Hal ini penting untuk mendekati selera pengguna dan untuk menarik minat dan menyesuaikan dengan tren generasi digital agar karyanya tak terasa usang.
Oleh karena itu, pendekatan kolaboratif antara teknologi dan perlindungan hak cipta harus diciptakan, dibangun, dan diimplementasikan dalam ekosistem mutualistik.
AI pada prinsipnya dapat berfungsi sebagai alat bantu kreatif dan memperluas horizon dan kapasitas pencipta.
AI juga bisa mempercepat proses produksi, aransemen musik, termasuk penelitian ilmiah. Pemanfaatan AI digital twin untuk membuat karya kompleks secara efisien sangat bermanfaat.
Dalam konteks ini, prinsip dan sistem hak cipta perlu menyesuaikan diri dengan realitas baru pascalahirnya AI Generatif.
Mendefinisikan ulang konsep orisinalitas, fair use, lisensi, hak moral, dan hak ekonomi menjadi kebutuhan.
Di sinilah pentingnya kejelasan bagaimana AI dilatih dan data digunakan. Juga bagaimana pemilik karya cipta mendapat pengakuan dan kompensasi yang adil.
Kita memerlukan regulasi adaptif-transformatif untuk mendorong kolaborasi dan mengikis rivalitas yang berdampak kontraproduktif.
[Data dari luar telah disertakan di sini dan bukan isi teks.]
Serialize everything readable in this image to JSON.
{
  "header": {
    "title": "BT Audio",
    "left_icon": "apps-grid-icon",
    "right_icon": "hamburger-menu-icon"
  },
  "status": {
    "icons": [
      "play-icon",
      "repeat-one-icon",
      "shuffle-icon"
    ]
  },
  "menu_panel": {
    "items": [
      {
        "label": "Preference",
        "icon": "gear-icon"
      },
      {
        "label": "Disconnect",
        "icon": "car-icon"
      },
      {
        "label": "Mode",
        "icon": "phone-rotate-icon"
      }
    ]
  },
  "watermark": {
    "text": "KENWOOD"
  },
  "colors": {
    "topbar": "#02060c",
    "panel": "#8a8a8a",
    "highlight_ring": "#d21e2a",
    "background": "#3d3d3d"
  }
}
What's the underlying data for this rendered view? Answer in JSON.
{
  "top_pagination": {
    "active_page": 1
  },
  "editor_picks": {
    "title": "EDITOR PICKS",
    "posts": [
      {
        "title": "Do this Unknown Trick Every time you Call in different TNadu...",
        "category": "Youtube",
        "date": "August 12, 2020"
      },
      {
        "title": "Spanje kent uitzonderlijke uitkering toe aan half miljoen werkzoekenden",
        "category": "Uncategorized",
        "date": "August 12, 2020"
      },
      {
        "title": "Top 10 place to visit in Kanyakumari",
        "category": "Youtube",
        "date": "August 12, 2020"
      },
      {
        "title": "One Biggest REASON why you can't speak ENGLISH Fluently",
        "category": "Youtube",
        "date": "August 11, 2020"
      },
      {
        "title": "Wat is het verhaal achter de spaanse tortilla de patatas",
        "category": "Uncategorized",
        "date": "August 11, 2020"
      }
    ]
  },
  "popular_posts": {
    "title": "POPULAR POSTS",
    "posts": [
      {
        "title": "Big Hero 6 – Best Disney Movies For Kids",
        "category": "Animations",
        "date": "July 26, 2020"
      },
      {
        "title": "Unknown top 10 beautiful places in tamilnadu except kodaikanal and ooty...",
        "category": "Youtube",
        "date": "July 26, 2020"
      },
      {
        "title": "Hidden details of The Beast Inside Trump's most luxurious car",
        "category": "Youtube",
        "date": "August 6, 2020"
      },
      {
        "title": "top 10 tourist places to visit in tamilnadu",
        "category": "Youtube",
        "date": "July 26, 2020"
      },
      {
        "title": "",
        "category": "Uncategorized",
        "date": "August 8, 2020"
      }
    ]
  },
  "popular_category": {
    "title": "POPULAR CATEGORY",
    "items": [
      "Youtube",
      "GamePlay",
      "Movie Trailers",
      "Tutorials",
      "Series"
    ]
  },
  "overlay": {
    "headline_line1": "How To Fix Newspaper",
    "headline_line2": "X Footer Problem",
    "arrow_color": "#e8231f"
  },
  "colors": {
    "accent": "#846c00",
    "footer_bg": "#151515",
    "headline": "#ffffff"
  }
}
Kita perlu membangun regulasi sistem lisensi digital yang adil dan transparan, terkait dataset pelatihan AI dengan kompensasi yang proporsional.
Dengan cara ini, pengembang dan pengguna AI tidak hanya menjadi konsumen pasif dari kreativitas manusia yang terus berpotensi berkasus secara hukum.
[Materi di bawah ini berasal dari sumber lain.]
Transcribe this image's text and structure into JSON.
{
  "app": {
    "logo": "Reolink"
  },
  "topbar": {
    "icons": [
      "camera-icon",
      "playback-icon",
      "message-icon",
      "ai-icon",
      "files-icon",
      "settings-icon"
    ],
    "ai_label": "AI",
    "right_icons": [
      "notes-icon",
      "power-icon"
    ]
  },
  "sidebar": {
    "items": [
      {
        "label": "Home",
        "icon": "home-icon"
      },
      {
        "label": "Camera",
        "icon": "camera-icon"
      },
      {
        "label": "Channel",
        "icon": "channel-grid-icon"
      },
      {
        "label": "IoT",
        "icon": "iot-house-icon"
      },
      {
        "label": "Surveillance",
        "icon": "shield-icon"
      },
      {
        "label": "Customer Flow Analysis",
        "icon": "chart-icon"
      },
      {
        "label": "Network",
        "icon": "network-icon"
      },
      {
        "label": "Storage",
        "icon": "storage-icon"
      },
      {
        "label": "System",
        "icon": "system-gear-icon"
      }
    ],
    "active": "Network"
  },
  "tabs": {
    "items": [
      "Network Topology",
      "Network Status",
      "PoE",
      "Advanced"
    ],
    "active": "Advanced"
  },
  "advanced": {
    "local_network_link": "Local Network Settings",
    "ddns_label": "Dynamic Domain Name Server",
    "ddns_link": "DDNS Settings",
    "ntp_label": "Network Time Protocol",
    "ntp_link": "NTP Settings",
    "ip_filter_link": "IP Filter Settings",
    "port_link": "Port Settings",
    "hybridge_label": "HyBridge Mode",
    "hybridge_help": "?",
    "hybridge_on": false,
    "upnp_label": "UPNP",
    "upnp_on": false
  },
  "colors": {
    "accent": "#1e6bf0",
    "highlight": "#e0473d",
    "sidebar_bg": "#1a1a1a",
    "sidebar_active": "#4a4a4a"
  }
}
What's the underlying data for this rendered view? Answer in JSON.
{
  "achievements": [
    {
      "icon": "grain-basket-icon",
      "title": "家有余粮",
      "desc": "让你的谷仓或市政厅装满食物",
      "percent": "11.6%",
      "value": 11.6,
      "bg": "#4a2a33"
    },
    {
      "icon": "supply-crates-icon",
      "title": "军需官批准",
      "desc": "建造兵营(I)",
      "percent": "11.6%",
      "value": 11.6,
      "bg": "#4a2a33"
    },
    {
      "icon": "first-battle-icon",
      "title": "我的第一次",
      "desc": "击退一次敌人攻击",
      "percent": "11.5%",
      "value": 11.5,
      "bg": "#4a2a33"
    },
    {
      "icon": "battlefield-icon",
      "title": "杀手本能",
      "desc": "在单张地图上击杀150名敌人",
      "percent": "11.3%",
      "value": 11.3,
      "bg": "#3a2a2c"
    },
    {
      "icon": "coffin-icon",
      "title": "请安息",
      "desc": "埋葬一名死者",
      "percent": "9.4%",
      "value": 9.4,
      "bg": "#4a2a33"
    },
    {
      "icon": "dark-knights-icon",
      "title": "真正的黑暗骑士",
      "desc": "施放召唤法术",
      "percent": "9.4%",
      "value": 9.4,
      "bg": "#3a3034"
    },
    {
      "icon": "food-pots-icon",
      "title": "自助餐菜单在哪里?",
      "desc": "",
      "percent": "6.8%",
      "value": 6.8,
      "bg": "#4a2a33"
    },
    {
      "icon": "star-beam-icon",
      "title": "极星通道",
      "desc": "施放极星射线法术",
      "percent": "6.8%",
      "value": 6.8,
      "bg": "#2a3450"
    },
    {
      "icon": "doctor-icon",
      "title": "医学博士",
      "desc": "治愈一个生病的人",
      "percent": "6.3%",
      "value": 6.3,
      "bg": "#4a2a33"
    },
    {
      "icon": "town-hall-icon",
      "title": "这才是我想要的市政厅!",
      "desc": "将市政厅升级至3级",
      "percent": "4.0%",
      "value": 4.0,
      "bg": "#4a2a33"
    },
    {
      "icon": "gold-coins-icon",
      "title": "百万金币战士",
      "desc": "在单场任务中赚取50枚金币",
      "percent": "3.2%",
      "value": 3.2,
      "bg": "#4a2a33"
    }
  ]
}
Di sisi lain, pengembang AI wajib menerapkan transparansi sumber data, termasuk menjelaskan data apa saja yang mungkin tak terdeteksi.
Skema profit-sharing Industri AI untuk mendukung industri kreatif secara proporsional menjadi jalan tengah yang baik.
Kita bisa belajar dari sejarah, di mana model safe harbor diterapkan di era awal internet. Undang-undang seperti DMCA di AS melindungi platform digital tanpa mengabaikan hak kreator.
DMCA Safe Harbor di Amerika Serikat menjadi tonggak penting bagi pertumbuhan industri digital.
Ketentuan ini memberikan pelindung hukum kepada platform digital dari gugatan pelanggaran hak cipta, selama mereka menjalankan kebijakan takedown dan melindungi hak-hak kreator.
Dampaknya, internet berkembang pesat tanpa harus membuat para startup bergelut dengan gugatan hukum.
Platform digital bisa terus berkembang di bawah zona hukum yang aman, tapi terkontrol. Paltform digital baik streaming maupun platform penyedia User Generated Content (UGC) seperti YouTube, yang justru dimanfaatkan oleh para kreator karya cipta untuk publikasi dan komersialisasi obyek hak cipta miliknya.
Dunia kini memerlukan kerangka dan prinsip hukum baru untuk menjawab tantangan revolusi AI dan transformasi digital.
Kita harus mendorong kolaborasi dan bukan rivalitas untuk memenangkan yang satu dan menghilangkan yang lain.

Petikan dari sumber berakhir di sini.